On Sunday, though, Taylor was bound and determined to prevent that from happening again. By the end of the game, McCamey only managed to 11 points on 2-of-8 shooting from the floor. He also only mustered four assists to counteract his three turnovers. It was obvious that Taylor frustrated the Illinois junior guard.
On top of his tenacious defense on McCamey, Taylor also put together one of his finer performances of the season. With Jason Bohannon struggling to find his rhythm, Taylor picked up the slack by scoring 20 points in addition to eight rebounds, three assists and one steal in 40 minutes of action.
Since Leuer's injury, Taylor has only gotten better and more comfortable as a part of UW's lineup. He is handling the ball at an exceptional level while distributing and scoring seemingly at will. His development, as evidenced again against Illinois, is the best on the team. If he continues to play the way he is, he has a chance to help his team make a deep run in the NCAA tournament.
Rebounding of the guards:
Is there another team in the Big Ten that has guards rebounding the ball at a better rate than Wisconsin? Against Illinois, helped largely by the 11 boards Hughes collected, UW's trio of guards logged 22 rebounds. As a whole, Illinois only collected eight more boards than the Badger guards did.
Overall, UW's guards have been very consistent on the glass over the course of the season. But with postseason play now upon us, it seems they are only getting better. When you add the rebounding prowess of players like Keaton Nankivil, Ryan Evans and Leuer to that of the three guards, UW will have a chance to do some things of the glass.
For the first time in his rather illustrious career, Trevon Hughes logged a double-double. With 14 points on 4-of-12 shooting and 11 rebounds, Hughes led his team to a bit of redemption by handing Illinois a loss on its senior day.
Though he didn't shoot that well from the floor, Hughes managed to score within the offensive set and chip in while his cohort Bohannon struggled to find his groove.
Speaking of Bohannon, though it's difficult to chastise a player that has carried the team over the past month or so, his game against Illinois was a bit of a downturn. He only managed to score four points on 1-of-6 shots, a far cry from what the senior shooter has been doing over the past eight games.
Still, to his credit, his defensive performance and mere presence on the floor helps the UW offense function. When he's on the court, teams need to pay attention to him regardless if he's shooting well or not. Because of that established reputation, other things open up for his teammates.

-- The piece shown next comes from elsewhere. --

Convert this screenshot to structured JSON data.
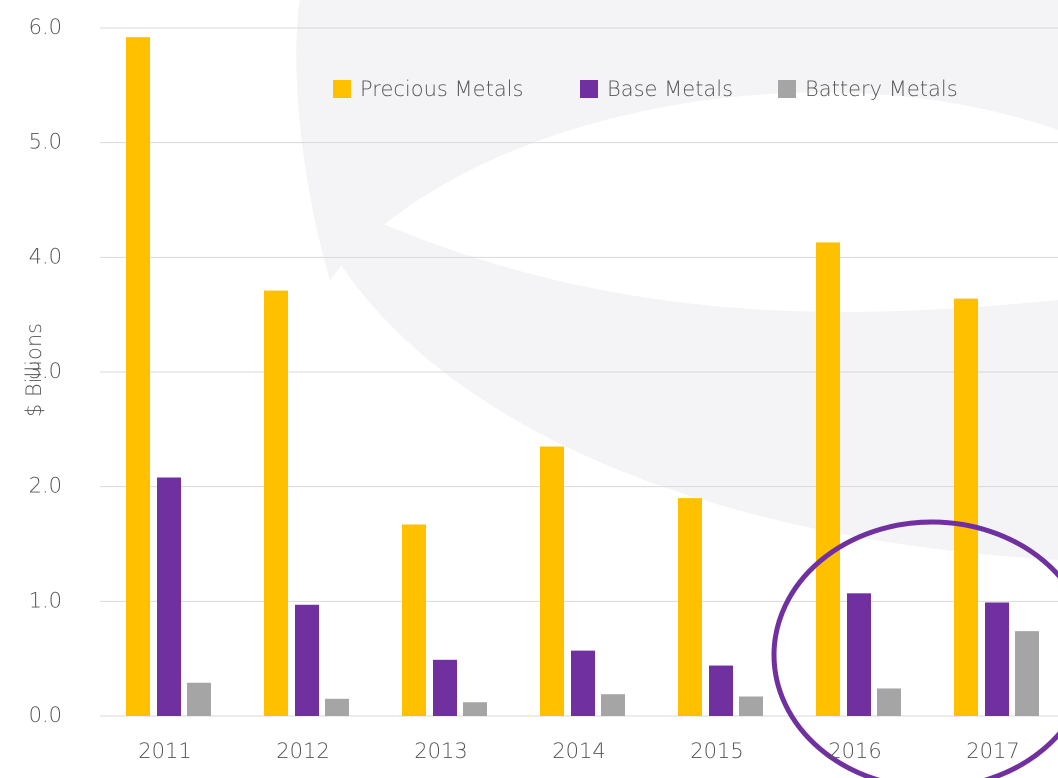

So, whether Bohannon shoots 70 percent from the field or 17 percent as he did Sunday, teams will need to pay attention to him and that does nothing but open things up for everyone else on the court in Badger cardinal and white.
McCamey and Weber riff:
It was odd to see such a great player try to blow off his coach like McCamey did late in Sunday's game. With UW pulling away, and after McCamey forced a shot that eventually air balled, Bruce Weber had to physically pull his junior guard back into the huddle during a timeout.
It seemed as though McCamey did not want to have anything to do with his coach at that time. When teammates see that type of behavior, it becomes difficult to understand why that player should be considered a leader.

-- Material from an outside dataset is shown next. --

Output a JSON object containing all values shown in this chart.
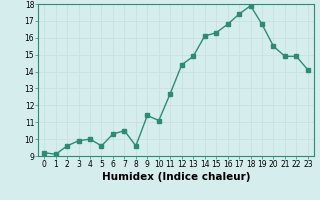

Obviously not being involved in the sequence of events personally, it's difficult for any reporter to understand the feelings and emotions of that particular instance, but for a player that wants to be viewed as a leader of the team that simply sends the wrong message to everyone else on the team.
-Jon Leuer was named the Big Ten Player of the Week for his performances against Iowa and Indiana. Over those two games, the junior forward shot 77 percent from the field en route to dropping a combined 38 points.
-Following both convincing wins over Iowa and Illinois, Wisconsin moved up two spots in the Associated Press Poll to No. 13. In the coaches poll, UW only moved up one spot to No. 18.
The Badgers will square off with the Illini again Friday afternoon in the quarterfinal round of the Big Ten Tournament in Indianapolis.